这是我收到错误的代码:Utils.IntParam 没有解决
object Collect {
private var numTweetsCollected = 0L
private var partNum = 0
private var gson = new Gson()
def main(args: Array[String]) {
// Process program arguments and set properties
if (args.length < 3) {
System.err.println("Usage: " + this.getClass.getSimpleName +
"<outputDirectory> <numTweetsToCollect> <intervalInSeconds> <partitionsEachInterval>")
System.exit(1)
}
val Array(outputDirectory, Utils.IntParam(numTweetsToCollect), Utils.IntParam(intervalSecs), Utils.IntParam(partitionsEachInterval)) =
Utils.parseCommandLineWithTwitterCredentials(args)
/*
https://github.com/databricks/reference-apps/blob/master/twitter_classifier/scala/src/main/scala/com/databricks/apps/twitter_classifier/Utils.scala
*/
val outputDir = new File(outputDirectory.toString)
if (outputDir.exists()) {
System.err.println("ERROR - %s already exists: delete or specify another directory".format(
outputDirectory))
System.exit(1)
}
outputDir.mkdirs()
println("Initializing Streaming Spark Context...")

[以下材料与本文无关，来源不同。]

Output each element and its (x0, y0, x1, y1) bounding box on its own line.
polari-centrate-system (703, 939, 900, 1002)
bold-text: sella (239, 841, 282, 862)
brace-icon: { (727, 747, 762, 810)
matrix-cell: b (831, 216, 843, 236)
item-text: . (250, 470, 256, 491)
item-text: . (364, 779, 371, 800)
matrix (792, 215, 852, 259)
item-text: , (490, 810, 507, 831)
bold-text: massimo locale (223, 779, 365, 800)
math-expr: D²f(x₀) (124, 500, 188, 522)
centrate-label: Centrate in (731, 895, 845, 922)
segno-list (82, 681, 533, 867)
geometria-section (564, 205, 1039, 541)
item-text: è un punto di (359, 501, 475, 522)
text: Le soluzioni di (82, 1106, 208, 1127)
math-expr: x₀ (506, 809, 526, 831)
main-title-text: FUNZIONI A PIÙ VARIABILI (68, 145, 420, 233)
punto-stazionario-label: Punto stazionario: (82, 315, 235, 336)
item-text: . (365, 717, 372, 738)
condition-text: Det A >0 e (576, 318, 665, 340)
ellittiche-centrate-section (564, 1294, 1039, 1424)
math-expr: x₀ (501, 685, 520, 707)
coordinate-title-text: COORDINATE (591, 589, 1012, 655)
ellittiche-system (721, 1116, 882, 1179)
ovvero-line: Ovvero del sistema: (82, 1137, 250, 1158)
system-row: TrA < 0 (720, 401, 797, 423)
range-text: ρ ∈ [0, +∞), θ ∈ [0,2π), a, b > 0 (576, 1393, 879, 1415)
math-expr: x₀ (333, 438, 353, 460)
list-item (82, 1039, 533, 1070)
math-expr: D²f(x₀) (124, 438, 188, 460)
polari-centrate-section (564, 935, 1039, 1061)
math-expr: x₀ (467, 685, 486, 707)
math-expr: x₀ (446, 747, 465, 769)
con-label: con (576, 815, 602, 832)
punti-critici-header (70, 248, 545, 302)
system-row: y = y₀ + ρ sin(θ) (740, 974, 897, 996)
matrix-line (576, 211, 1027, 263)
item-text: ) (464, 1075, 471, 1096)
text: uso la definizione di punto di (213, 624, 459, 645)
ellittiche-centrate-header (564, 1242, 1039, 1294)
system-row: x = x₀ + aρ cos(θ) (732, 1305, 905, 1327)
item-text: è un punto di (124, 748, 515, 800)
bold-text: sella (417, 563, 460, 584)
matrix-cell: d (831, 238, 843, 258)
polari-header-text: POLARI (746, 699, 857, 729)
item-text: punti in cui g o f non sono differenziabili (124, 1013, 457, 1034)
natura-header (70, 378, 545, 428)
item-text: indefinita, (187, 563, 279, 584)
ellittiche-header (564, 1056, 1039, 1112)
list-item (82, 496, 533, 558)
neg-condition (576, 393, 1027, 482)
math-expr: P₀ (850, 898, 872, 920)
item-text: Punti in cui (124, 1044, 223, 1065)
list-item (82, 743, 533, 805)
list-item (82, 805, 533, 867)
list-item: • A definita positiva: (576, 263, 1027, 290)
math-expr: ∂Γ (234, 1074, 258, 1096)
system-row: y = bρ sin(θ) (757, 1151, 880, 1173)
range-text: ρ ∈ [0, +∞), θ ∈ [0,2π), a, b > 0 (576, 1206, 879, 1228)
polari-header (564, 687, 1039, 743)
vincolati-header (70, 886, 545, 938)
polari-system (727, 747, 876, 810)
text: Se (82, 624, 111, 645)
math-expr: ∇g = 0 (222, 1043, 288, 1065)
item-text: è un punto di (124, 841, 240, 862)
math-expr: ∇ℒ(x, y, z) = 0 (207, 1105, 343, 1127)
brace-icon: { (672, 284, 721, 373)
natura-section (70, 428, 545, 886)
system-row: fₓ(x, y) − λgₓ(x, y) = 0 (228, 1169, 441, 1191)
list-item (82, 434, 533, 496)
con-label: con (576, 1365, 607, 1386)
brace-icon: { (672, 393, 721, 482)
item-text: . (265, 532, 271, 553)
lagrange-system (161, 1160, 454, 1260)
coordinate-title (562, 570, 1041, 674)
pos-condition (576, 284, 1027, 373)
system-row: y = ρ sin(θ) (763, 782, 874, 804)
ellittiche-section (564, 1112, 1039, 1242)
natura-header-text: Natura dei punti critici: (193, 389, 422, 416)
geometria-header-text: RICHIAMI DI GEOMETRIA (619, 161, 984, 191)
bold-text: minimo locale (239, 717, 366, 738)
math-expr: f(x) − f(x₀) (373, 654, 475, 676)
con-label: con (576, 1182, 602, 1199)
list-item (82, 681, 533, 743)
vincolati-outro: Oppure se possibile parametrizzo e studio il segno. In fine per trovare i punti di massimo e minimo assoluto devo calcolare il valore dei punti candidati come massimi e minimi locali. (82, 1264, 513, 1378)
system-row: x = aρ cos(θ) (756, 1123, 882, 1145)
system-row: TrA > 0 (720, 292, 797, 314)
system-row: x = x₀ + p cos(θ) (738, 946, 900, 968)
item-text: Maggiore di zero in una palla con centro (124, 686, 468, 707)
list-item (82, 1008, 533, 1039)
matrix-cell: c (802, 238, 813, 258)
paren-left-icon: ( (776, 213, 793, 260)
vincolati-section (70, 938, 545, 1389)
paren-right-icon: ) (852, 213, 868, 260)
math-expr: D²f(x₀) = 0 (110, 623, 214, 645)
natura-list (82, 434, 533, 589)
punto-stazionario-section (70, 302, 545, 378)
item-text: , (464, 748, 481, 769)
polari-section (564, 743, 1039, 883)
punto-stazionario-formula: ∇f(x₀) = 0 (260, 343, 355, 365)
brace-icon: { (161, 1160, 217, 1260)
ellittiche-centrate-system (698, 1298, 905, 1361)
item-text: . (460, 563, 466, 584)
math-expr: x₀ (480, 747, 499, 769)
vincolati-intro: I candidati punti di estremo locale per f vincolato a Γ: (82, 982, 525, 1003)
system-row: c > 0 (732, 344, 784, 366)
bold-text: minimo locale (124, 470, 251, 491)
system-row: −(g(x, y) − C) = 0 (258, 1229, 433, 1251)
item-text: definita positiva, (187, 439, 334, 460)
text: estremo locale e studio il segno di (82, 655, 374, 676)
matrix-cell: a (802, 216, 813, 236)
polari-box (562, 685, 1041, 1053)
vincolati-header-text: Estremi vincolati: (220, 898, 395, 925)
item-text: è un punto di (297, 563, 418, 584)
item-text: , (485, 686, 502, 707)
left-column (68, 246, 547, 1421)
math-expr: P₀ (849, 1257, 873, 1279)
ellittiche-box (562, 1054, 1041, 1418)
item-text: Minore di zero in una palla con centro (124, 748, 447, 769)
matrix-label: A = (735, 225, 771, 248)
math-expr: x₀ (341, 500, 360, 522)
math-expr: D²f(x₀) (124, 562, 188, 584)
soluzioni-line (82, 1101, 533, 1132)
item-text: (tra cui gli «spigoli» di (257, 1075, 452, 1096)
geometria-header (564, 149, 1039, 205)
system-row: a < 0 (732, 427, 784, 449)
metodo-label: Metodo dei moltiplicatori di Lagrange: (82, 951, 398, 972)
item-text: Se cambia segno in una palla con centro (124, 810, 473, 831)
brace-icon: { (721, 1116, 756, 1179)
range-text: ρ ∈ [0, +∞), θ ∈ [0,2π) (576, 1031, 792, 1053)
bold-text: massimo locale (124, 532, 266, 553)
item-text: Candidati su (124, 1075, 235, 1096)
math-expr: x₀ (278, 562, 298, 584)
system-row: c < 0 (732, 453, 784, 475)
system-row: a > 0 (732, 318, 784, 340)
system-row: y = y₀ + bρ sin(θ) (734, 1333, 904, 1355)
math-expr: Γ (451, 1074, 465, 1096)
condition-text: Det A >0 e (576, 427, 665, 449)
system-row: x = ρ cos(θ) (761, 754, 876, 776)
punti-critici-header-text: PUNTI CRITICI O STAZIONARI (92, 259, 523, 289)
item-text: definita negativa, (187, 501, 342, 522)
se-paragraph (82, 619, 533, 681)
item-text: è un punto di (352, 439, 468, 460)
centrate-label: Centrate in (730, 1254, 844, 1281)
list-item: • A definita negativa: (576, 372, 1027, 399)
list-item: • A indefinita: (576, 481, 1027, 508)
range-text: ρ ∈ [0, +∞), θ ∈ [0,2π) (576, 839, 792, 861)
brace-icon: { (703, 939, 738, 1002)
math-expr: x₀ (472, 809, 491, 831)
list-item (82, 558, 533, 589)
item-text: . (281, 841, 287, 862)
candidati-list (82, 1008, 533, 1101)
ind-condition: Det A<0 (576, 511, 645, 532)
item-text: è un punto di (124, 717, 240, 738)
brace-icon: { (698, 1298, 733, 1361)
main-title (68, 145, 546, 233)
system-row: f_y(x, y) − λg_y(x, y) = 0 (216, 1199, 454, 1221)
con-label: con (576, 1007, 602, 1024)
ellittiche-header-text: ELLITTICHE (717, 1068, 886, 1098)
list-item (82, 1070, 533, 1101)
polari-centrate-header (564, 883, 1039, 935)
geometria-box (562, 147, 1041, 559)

val conf = new SparkConf().setAppName(this.getClass.getSimpleName)
val sc = new SparkContext(conf)
val ssc = new StreamingContext(sc, Seconds(intervalSecs))
val tweetStream = TwitterUtils.createStream(ssc, Utils.getAuth)
.map(gson.toJson(_))
tweetStream.foreachRDD((rdd, time) => {
val count = rdd.count()
if (count > 0) {
val outputRDD = rdd.repartition(partitionsEachInterval)
outputRDD.saveAsTextFile(outputDirectory + "/tweets_" + time.milliseconds.toString)
numTweetsCollected += count
if (numTweetsCollected > numTweetsToCollect) {
System.exit(0)
}
}
})
}
}
实际上,问题是您正在尝试访问一个 class,它不在您的项目中,也不在您的依赖项列表中的任何库中。
因此您需要将 class 添加到您的项目或创建一个类似的项目。
your.package
|_ Collect.scala
|_ Utils.scala
现在您可以在您的 Collect 对象代码中使用它了。